Iran Blocks Instagram, Telegram to 'Maintain Peace' Amid Protests

Telegram shut down one of its private messaging channels per Iran's request on Saturday, the third day of protests in the Islamic Republic

People protest in Tehran, Iran December 30, 2017
SOCIAL MEDIA/REUTERS

Iranian authorities on Sunday temporarily blocked Instagram and the messaging app Telegram to "maintain peace" amid protests, state TV said.

The Telegram messaging application shut down one of its channels per the Iranian regime's request on Saturday, the third day of protests in the Islamic Republic, after it reportedly violated the popular application's terms of use by promoting the use of violence.

In a tweet addressed to Telegram CEO and founder Pavel Durov, Mohammad-Javad Azari Jahromi, Iran's Minister of Information and Communications Technology, wrote, "@Durov: A Telegram channel is encouraging hateful conduct, use of Molotov cocktails, armed uprising, and social unrest. NOW is the time to stop such encouragements via Telegram."

>> The Iranian regime has learned to fear protesters – what happens next depends on how brutally it responds | Analysis >>

People gather to protest over the high cost of living in Tehran, Iran, December 30, 2017.
STRINGER / Anadolu Agency

The channel Jahromi was referring to is AmadNews, which, according to Twitter users, played an important role in organizing the wave of spontaneous protests over Iran's weak economy that has swept across Tehran and other Iranian cities.

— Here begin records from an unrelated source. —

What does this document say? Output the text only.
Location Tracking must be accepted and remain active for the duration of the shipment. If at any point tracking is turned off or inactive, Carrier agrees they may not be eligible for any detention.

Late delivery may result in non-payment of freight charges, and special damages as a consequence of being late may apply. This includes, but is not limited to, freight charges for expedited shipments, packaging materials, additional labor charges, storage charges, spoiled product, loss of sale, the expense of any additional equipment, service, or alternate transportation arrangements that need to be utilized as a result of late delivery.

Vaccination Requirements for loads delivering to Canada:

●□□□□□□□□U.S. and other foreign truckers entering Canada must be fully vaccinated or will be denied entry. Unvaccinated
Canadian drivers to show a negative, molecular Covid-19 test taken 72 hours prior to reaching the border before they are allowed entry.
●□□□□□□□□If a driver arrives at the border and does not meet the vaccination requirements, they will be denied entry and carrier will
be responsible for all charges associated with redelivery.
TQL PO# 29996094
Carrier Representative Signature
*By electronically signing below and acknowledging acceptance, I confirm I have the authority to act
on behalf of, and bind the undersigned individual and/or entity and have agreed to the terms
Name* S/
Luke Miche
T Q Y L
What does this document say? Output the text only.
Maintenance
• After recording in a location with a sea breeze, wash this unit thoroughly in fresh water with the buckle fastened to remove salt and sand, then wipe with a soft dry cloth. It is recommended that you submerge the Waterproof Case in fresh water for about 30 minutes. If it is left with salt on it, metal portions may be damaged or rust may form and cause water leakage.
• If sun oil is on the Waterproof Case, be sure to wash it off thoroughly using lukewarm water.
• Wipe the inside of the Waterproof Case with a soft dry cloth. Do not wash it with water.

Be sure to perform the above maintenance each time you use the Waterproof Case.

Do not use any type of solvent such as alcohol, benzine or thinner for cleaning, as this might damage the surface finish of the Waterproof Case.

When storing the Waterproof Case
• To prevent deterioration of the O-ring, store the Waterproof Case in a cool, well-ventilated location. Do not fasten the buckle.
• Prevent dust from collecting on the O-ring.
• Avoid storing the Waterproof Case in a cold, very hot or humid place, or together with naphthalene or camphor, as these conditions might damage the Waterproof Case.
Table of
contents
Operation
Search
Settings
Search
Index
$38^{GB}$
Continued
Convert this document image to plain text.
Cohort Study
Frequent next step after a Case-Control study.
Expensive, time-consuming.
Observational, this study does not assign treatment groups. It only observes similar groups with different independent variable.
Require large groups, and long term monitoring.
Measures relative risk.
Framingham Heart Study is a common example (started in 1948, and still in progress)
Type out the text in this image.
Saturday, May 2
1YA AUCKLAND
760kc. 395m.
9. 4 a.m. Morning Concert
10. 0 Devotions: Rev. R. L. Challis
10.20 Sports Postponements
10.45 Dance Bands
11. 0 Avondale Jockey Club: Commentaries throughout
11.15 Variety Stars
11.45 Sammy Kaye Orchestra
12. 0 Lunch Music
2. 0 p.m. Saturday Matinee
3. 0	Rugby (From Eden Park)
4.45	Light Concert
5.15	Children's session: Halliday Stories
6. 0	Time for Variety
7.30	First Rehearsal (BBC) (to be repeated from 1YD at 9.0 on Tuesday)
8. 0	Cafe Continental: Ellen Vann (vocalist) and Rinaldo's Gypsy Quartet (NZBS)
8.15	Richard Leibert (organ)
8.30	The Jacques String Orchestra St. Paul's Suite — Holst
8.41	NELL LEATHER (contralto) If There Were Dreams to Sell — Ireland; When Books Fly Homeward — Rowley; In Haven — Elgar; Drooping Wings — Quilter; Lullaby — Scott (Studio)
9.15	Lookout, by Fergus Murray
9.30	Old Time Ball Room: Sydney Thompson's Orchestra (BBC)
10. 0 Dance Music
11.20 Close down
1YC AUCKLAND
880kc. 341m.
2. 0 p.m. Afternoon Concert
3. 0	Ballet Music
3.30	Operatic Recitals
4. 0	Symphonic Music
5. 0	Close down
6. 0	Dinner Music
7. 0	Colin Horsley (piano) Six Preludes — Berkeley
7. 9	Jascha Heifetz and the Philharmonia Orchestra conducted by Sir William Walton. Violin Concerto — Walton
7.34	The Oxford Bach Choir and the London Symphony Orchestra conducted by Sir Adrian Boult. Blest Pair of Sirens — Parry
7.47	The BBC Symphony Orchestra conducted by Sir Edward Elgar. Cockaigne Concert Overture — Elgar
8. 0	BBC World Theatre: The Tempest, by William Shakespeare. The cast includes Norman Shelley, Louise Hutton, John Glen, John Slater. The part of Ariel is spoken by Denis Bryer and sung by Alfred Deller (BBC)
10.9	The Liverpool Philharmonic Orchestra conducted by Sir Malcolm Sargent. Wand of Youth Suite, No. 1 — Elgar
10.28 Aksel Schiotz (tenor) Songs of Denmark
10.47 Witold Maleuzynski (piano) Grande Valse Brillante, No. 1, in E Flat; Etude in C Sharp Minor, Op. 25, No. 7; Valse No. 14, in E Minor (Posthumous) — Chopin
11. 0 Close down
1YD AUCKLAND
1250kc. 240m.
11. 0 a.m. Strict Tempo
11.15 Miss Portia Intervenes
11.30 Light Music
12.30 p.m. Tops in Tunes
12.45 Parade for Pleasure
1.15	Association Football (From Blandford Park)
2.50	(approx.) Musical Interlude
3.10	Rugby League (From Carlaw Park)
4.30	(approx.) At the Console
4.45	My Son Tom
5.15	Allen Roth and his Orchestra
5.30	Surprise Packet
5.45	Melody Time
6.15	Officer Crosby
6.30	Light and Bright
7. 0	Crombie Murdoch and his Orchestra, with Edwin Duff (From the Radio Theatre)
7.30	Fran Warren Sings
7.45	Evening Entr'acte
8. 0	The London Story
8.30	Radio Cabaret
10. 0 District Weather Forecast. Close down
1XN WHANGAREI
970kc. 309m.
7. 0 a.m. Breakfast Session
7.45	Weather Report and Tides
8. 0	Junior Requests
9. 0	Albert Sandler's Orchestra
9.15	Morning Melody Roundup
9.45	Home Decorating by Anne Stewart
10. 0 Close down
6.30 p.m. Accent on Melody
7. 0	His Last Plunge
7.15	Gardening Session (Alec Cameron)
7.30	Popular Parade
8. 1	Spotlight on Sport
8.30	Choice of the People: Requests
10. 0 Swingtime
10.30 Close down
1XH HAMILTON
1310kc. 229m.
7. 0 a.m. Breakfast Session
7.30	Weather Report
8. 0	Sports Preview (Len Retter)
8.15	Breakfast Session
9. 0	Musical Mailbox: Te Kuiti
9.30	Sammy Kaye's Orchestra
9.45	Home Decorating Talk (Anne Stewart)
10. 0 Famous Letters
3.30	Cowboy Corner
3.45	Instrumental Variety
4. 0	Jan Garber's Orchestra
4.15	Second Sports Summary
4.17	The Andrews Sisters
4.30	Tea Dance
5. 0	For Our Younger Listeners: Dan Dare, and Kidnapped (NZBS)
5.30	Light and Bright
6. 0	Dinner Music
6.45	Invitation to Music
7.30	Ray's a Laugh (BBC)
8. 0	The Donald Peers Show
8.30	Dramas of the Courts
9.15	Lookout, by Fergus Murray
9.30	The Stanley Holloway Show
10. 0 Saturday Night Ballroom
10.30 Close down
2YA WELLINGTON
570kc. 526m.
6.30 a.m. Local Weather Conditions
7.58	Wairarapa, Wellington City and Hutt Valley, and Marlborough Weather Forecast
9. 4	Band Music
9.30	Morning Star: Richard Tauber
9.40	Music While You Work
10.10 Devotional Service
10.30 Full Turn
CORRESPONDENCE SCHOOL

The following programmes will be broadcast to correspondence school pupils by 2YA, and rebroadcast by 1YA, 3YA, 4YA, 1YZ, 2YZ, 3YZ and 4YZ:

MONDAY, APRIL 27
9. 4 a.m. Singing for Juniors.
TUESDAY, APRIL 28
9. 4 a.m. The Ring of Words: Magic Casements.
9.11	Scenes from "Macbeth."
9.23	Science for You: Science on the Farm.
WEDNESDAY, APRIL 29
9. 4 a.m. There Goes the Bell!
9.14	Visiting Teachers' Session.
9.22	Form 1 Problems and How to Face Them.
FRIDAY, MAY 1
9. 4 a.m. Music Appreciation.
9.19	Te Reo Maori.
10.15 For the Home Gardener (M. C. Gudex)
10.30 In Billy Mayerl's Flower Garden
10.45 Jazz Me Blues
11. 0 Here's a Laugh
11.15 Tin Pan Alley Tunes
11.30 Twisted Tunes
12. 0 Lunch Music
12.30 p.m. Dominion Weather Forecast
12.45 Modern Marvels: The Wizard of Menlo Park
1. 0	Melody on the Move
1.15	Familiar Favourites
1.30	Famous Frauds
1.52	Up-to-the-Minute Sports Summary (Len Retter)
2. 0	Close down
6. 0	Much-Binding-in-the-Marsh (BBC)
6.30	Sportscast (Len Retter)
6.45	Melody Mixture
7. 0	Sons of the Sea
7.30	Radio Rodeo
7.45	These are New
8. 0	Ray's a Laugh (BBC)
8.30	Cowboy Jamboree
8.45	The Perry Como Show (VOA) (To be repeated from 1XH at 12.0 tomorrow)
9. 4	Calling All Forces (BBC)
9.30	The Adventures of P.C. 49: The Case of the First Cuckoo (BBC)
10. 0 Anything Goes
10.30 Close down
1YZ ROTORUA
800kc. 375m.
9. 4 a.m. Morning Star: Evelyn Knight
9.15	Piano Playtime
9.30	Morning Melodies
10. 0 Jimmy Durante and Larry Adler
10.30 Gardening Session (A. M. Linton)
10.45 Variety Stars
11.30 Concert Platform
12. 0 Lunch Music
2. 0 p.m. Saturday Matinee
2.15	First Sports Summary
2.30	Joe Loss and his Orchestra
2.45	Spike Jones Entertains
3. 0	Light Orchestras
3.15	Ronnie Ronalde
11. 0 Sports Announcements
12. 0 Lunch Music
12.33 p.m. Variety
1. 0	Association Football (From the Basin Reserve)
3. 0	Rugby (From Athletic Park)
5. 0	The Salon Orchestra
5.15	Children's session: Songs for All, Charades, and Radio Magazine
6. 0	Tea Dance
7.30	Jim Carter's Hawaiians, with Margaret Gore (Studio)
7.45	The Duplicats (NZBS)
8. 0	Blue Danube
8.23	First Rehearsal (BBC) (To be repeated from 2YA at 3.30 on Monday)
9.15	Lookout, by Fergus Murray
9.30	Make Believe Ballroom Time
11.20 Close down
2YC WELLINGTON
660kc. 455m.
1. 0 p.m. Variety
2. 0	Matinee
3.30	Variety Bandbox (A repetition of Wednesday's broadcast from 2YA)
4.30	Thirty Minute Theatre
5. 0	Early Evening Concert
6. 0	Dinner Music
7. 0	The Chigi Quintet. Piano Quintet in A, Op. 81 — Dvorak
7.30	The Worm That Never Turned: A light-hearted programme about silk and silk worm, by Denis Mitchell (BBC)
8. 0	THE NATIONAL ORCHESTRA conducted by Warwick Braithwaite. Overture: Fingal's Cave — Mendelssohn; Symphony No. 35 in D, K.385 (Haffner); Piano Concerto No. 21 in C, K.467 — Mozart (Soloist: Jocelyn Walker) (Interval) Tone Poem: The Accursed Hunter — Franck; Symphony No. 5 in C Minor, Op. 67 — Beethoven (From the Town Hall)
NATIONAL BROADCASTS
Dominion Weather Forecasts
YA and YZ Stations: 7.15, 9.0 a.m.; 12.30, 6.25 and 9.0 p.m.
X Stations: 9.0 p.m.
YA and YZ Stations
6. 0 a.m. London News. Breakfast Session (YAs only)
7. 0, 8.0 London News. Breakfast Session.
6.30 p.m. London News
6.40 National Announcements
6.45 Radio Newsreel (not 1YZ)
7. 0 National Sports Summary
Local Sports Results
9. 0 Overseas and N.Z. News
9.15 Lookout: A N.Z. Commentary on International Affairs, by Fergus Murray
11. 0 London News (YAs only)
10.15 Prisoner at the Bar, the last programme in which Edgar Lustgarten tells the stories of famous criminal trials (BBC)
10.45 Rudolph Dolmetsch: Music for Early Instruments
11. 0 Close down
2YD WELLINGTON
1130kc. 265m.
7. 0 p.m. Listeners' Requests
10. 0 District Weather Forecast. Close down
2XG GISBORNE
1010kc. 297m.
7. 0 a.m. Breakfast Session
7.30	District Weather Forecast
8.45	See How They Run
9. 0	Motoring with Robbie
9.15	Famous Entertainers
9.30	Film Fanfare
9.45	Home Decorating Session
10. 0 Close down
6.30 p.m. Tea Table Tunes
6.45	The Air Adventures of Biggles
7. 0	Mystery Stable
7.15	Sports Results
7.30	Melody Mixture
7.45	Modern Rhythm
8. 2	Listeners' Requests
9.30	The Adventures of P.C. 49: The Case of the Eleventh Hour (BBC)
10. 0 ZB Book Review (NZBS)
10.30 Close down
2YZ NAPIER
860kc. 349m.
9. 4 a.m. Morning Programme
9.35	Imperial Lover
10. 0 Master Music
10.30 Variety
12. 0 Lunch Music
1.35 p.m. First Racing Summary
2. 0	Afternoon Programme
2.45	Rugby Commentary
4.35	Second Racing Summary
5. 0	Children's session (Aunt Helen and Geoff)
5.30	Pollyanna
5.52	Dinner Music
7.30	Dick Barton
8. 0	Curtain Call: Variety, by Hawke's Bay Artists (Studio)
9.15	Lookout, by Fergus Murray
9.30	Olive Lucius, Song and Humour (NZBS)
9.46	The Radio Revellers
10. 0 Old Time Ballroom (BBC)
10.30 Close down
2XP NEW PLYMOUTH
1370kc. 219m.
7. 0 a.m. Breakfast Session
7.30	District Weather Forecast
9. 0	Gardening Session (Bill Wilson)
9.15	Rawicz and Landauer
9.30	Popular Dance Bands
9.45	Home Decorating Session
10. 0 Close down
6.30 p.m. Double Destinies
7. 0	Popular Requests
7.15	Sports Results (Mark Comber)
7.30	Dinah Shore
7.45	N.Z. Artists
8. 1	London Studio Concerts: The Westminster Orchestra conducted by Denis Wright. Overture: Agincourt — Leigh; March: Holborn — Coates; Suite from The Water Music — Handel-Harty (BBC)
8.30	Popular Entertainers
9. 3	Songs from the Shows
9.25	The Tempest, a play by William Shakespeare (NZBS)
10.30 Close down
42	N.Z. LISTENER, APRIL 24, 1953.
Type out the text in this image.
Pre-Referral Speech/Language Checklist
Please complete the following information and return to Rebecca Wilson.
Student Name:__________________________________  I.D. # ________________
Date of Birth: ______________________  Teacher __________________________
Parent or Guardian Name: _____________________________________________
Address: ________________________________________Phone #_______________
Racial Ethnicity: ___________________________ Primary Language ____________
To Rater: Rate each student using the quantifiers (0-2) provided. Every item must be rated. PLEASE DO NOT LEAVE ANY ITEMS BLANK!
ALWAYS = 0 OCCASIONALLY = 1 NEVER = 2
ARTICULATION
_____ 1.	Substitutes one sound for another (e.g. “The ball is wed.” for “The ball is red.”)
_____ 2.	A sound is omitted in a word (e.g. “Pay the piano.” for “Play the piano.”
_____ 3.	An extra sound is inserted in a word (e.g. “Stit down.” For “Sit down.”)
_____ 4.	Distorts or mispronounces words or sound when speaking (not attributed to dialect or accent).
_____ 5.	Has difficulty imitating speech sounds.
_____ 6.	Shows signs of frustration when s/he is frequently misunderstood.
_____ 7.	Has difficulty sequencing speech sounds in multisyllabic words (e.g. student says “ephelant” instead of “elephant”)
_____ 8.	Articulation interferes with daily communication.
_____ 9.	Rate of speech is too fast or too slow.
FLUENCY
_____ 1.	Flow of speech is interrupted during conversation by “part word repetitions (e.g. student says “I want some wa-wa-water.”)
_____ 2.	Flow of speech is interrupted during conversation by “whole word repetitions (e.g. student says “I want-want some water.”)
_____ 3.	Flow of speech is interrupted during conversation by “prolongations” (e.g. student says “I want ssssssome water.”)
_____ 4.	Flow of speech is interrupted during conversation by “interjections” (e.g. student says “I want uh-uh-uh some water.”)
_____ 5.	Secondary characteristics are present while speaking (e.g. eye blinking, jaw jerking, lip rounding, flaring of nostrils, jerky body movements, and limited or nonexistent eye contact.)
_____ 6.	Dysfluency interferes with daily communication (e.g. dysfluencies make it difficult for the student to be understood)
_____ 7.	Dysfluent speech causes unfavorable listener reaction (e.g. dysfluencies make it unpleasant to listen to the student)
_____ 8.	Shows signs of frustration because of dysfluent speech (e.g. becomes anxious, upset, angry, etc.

In response to Jahromi's tweet, Durov wrote: "Calls for violence are prohibited by the Telegram rules. If confirmed, we'll have to block such a channel, regardless of its size and political affiliation."

Hours later, Durov tweeted that the channel had been suspended, and warned users to "be careful – there are lines one shouldn't cross." Durov's tweet was met with anger, accusing him of collaborating with dictators.

Widely shared Tweets from Iran showed demonstrators tearing down regime symbols, including signs and billboards with pictures of Iranian Supreme Leader Ayatollah Ali Khamenei. Protesters chanted anti-government slogans just hours after hardliners held their own rally in support of the Islamic Republic's clerical establishment.

The anti-government demonstrations appear to be the largest to strike Iran since the protests that followed the country's disputed 2009 presidential election.